Damon Greer, Turkey hunter and assistant wildlife management supervisor for the Ohio Division of Wildlife

The average American ate 17.4 pounds of turkey last year, according to the National Turkey Federation. We're guessing about 17.2 pounds were eaten at the end of November. With Thanksgiving right around the corner, who better to talk turkey than Damon Greer, assistant wildlife management supervisor for the Ohio Division of Wildlife and an avid turkey hunter since age 12?

Do turkeys really gobble?

Actually, only male turkeys gobble. It's their mating call.

So then what do the female turkeys do, put on turkey lipstick?

Probably not.

Is it hard to kill a wild turkey?

Absolutely. Turkeys have incredible eyesight and their hearing is phenomenal. You need to be dressed in full camouflage and basically not move at all until you're ready to shoot.

What's the biggest difference between a wild turkey and a Butterball?

Grocery-store turkeys are bred to have more white meat and be served for Thanksgiving. Wild turkeys are, well, -- wild turkeys. They don't taste like what you're used to. They have a much stronger flavor.

How did turkey become the Thanksgiving thing? Why not squirrel?

My best guess is that, back then, it was such an available and plentiful food resource. And then, it just became tradition. Hey, did you know Benjamin Franklin proposed that the wild turkey be named the national bird?

But then they told him to go fly a kite.

Ouch.

Thanks. So describe the turkey-hunting experience.

For me, it's not about getting a turkey. It's about experiencing the sights and sounds of nature — there are things out there most people never hear or see. You almost can't describe it.

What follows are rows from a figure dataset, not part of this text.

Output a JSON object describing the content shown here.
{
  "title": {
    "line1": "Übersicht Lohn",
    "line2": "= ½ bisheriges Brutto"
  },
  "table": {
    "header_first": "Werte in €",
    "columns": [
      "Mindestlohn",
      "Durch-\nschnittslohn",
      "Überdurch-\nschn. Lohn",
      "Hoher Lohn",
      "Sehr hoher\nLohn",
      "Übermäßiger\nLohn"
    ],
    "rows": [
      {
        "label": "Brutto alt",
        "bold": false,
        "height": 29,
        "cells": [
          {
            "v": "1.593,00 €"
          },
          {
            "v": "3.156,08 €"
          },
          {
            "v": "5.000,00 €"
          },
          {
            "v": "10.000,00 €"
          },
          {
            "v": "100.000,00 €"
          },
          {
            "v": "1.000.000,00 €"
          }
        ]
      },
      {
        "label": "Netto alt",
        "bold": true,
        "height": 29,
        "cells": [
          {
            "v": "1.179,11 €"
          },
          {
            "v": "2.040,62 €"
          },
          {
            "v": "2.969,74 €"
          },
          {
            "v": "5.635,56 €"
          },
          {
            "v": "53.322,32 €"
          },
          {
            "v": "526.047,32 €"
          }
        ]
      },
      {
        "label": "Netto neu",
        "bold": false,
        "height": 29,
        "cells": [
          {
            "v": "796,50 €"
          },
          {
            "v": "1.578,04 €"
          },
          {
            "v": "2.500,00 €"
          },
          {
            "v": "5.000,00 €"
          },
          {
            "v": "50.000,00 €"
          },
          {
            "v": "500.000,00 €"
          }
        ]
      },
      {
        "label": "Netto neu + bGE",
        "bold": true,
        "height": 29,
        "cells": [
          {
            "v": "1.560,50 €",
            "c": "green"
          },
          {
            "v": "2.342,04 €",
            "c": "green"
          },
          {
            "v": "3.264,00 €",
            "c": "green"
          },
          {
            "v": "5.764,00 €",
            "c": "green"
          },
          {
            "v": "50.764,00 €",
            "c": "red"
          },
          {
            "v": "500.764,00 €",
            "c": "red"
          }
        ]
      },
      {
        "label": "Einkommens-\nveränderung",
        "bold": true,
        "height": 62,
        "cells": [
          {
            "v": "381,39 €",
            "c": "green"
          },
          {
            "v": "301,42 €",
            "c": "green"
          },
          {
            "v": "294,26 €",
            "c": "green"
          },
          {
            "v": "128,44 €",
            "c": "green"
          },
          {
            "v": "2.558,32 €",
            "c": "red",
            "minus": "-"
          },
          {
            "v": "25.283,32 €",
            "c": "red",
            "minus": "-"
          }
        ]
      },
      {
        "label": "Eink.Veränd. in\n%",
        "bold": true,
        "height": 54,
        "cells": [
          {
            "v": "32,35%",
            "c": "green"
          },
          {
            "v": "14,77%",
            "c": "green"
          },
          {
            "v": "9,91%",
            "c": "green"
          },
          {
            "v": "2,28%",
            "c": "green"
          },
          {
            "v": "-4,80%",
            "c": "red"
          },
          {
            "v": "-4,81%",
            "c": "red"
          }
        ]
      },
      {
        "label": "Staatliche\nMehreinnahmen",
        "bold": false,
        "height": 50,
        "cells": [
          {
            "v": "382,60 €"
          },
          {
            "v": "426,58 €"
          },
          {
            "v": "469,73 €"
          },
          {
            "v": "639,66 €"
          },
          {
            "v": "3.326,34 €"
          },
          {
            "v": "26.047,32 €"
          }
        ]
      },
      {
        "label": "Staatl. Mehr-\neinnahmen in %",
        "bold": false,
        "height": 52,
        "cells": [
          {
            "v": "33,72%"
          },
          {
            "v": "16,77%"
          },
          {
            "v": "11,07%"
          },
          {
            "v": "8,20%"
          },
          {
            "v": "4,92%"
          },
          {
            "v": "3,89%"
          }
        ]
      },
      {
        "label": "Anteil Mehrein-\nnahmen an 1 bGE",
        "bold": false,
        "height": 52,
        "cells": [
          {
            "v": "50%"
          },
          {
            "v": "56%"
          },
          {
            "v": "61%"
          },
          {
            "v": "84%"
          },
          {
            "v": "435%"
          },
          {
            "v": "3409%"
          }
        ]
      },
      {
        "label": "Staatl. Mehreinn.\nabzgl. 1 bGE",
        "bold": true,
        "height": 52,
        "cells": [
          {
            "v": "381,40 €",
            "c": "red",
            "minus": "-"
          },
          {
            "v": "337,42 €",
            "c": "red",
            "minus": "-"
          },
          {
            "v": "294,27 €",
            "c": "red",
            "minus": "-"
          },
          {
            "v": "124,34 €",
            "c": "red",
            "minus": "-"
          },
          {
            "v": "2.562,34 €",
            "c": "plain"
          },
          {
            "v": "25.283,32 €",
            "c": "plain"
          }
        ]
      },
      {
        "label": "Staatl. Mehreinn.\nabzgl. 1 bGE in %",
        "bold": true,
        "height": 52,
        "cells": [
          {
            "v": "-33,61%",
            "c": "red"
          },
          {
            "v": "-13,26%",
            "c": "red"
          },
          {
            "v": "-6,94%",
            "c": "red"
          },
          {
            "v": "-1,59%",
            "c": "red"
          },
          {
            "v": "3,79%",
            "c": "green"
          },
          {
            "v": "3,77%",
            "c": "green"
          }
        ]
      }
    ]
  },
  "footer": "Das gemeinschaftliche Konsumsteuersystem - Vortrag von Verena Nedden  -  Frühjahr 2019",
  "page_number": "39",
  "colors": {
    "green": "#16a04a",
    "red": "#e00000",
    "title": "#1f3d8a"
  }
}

Do you have a lucky turkey caller?

The one I use the most is a piece of slate with a little stick you rub across it to trick the turkey into thinking you're a hen.

That's low.

Hey, you've gotta do what you gotta do.

After you catch a turkey, do you want to go to sleep just like after you eat one?

The funny thing is, in the spring, after I hunt for turkey all morning, I do like to take a nap.

When turkey-hunting season is over, do you think turkeys high-five each other and are like, "Phew! We made it!"?

I'm fairly certain wild turkeys don't have a copy of the Ohio Hunting Regulations to know when turkey-hunting season is over.

Where's the secret place you go to find your turkey for Thanksgiving?

Giant Eagle.

Have you ever considered dressing like a Pilgrim when you hunt to truly capture the Thanksgiving experience?

I'm a traditional guy, but not that traditional.